Achiras or bizcochos de achira are traditional Colombian biscuits. They are made from achira flour (native to the region) instead of wheat flour. Widely recognized in Huila as the achiras del Huila or bizcochos de achira, they provide minerals such as calcium, iron, phosphorus, sodium and high protein content and are gluten-free. Its shape is elongated and cylindrical with a golden yellow colour, typical of good cooking. It melts slightly in your mouth with a crispy, soft and gritty texture, with a taste of milk.The achira is also known as saga or chisgua in Colombia. They are consumed as food by the Chibchas in Colombia, but it is thought that their use has extended throughout the Andes due to commercial exchanges with other indigenous communities.

Preparation 
Huila is the biggest producer of achira flour cake in the world. Achira biscuits are still prepared to a traditional recipe and cooked in clay ovens. Achira flour, the main ingredient, is subtracted from the achira plant, whose origin is South American and has been used by the Chibchas for their food.

Ingredients 

 1 pound of achira flour
 2 egg yolks
 1 pound butter, melted
 2 pounds of fresh curd

Preparation 

 Mix the achira flour with the well-ground cheese, regular sugar and salt.
 Form a crown and add the margarine, eggs, part of the milk and colour.
 Begin to soak until you get a smooth paste. Blend well and let it rest a little.
 Form bars of the desired thickness and cut the unit, the biscuits are made about five cm long and one and a half cm wide working with your hands.
 Place it on a greased tray in the oven preheated to 400 ° for 10 minutes.

Characteristics and qualities 

 External appearance: Oval shape, with variable dimensions, between 3 and 8 centimetres long and a diameter between 1 and 2 centimetres.
 Surface: Sandy.
 Colour: Golden yellow, without artificial colouring.
 Aroma: With a mild dairy aroma
 Texture: Crunchy (light toasted), gritty and melts gently on the palate.
 Weight: It ranges between 2.6 a. 8 grams according to the portion of dough put on the tray
 Internal appearance: Sandy compact, if possible without voids between its walls.

Reputation 
The achira biscuit is a fundamental part of the region's traditional culture, and due to its great recognition as a typical product of the department of Huila and its high local consumption, it has managed to diversify nationally and internationally.

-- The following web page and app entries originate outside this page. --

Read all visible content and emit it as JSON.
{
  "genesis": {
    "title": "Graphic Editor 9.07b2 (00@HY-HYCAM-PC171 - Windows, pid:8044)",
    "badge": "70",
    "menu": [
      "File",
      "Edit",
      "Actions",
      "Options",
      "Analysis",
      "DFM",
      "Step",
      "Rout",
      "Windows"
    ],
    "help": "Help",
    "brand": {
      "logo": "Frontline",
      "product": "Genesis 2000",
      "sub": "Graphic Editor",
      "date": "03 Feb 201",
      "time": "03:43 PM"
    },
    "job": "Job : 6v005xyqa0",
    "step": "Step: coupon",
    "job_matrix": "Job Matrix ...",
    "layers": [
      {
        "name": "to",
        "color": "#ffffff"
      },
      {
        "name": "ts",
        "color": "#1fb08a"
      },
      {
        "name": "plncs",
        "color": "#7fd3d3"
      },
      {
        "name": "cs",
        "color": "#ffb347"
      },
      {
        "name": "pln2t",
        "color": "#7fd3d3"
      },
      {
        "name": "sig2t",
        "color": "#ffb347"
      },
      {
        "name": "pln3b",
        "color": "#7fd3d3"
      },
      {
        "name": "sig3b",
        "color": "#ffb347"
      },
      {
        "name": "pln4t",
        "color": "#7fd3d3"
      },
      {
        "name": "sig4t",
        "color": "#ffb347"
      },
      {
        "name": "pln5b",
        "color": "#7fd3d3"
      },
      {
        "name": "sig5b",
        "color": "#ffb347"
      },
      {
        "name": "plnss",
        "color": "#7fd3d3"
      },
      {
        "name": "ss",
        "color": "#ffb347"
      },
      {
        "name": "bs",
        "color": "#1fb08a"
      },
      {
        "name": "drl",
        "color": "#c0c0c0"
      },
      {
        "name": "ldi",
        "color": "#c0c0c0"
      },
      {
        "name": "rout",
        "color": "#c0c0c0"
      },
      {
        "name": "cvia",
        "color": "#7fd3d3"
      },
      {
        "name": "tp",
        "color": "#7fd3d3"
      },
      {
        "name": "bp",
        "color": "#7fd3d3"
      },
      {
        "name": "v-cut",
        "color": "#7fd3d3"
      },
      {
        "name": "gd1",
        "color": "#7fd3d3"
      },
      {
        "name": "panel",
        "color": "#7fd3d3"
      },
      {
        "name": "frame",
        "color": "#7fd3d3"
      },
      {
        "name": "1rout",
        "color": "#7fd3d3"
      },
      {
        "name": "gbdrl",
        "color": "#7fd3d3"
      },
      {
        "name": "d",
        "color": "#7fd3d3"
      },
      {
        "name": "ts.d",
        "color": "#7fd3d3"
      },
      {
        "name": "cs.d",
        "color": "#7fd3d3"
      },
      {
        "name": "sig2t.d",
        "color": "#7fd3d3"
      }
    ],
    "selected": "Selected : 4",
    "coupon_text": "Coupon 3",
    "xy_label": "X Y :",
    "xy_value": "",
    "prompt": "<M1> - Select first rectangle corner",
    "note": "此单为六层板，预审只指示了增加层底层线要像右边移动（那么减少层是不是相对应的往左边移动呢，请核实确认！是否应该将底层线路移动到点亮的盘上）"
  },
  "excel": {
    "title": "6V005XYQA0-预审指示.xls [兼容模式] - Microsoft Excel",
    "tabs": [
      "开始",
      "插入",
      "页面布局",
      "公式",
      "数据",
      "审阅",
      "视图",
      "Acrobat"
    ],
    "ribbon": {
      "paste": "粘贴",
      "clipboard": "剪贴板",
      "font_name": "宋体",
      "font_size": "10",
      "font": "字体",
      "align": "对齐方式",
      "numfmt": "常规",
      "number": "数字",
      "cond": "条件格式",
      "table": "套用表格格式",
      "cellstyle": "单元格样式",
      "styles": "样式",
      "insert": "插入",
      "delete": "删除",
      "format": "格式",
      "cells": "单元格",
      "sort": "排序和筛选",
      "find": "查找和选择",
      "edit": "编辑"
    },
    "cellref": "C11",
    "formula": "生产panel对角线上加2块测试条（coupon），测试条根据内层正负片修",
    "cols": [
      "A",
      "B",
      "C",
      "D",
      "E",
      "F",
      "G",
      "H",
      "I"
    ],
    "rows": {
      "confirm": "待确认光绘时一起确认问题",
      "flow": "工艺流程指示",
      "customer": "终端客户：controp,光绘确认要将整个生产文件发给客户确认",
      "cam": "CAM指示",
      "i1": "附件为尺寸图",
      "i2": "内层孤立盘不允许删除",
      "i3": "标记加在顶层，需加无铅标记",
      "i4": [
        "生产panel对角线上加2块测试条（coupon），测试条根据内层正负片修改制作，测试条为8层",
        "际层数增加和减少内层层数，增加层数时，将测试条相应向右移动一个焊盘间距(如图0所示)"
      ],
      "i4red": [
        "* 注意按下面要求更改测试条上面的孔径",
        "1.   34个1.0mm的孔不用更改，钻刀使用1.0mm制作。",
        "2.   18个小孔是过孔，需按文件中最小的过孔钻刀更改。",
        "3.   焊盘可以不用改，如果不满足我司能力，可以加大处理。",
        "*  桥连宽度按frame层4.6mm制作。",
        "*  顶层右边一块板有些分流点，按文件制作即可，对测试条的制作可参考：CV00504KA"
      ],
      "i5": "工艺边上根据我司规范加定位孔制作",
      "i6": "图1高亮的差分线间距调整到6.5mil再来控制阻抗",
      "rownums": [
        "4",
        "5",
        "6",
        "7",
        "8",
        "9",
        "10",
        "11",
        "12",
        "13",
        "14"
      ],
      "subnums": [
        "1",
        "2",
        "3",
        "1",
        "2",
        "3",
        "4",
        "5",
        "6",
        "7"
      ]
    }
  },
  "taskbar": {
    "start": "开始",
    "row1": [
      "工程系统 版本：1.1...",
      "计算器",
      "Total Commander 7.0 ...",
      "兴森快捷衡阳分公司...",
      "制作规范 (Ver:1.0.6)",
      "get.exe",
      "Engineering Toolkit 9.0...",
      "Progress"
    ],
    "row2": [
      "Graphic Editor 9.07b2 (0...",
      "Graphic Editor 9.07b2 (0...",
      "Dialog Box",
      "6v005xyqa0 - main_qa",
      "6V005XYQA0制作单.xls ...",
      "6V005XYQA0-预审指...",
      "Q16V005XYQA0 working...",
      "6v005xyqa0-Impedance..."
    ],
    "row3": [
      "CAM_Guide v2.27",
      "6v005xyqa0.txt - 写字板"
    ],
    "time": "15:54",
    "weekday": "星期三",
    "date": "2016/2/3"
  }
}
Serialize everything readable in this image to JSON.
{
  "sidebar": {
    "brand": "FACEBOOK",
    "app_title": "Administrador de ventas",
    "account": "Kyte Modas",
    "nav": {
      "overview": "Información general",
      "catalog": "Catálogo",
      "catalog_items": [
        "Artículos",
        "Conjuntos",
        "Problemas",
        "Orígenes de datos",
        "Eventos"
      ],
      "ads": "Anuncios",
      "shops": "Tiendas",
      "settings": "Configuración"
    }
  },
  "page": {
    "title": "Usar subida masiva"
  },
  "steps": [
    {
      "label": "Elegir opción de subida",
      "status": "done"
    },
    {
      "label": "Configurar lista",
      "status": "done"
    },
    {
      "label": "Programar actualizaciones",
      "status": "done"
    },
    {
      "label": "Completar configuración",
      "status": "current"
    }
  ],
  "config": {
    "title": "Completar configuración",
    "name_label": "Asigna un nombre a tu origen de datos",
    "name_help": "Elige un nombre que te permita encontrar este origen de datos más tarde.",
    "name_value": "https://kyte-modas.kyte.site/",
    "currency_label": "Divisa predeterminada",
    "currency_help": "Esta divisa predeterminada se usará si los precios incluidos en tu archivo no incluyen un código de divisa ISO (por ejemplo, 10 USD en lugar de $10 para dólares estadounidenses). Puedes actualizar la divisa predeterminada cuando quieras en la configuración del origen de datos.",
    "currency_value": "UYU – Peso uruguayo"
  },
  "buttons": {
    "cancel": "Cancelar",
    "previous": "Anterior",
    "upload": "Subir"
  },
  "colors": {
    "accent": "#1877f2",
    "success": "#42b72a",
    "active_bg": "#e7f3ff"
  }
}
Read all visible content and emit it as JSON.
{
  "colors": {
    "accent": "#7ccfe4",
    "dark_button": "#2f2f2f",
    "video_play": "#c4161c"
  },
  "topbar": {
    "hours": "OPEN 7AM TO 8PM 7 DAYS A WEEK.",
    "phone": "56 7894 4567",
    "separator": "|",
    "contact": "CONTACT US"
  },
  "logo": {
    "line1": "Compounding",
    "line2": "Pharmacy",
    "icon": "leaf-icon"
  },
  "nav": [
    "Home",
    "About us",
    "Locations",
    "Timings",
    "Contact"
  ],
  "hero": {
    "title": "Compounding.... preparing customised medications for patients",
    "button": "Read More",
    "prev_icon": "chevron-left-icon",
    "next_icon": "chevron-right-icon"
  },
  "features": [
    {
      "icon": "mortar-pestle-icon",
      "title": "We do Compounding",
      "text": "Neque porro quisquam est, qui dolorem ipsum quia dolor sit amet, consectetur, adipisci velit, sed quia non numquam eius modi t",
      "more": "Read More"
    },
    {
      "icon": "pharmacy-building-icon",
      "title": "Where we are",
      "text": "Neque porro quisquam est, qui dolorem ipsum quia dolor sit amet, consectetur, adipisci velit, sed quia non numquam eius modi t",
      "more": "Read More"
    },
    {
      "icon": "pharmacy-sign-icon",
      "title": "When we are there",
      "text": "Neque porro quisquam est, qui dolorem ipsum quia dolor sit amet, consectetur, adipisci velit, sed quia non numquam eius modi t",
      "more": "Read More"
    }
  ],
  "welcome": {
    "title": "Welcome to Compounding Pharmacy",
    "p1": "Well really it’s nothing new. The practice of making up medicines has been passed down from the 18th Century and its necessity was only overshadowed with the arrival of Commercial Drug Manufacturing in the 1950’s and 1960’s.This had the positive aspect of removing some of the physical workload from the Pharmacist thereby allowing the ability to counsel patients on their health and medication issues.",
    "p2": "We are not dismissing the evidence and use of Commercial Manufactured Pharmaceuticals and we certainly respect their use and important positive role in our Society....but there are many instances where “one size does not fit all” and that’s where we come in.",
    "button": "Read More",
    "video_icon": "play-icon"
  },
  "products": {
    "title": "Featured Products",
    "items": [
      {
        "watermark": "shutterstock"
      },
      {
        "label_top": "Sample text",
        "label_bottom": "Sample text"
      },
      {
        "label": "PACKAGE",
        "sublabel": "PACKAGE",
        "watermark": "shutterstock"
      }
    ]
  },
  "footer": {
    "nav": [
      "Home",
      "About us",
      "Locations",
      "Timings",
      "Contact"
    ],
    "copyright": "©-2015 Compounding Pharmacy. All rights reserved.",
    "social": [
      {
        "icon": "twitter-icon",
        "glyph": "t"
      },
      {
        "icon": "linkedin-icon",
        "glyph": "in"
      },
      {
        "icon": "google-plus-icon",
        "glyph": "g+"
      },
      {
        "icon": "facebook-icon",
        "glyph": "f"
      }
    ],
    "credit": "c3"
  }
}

Press articles highlight the presence of the achira biscuit in the national and international market. For example, the article "The Achira Biscuit opens export markets" mentions that one of the delicacies of the gastronomic department of Huila, the traditional achira biscuit, began to open markets in the United States and Spain and recently was second in a large project in Japan. The article highlights that the traditional achira biscuit is made by hand and that last year it managed to sell 114 thousand dollars abroad."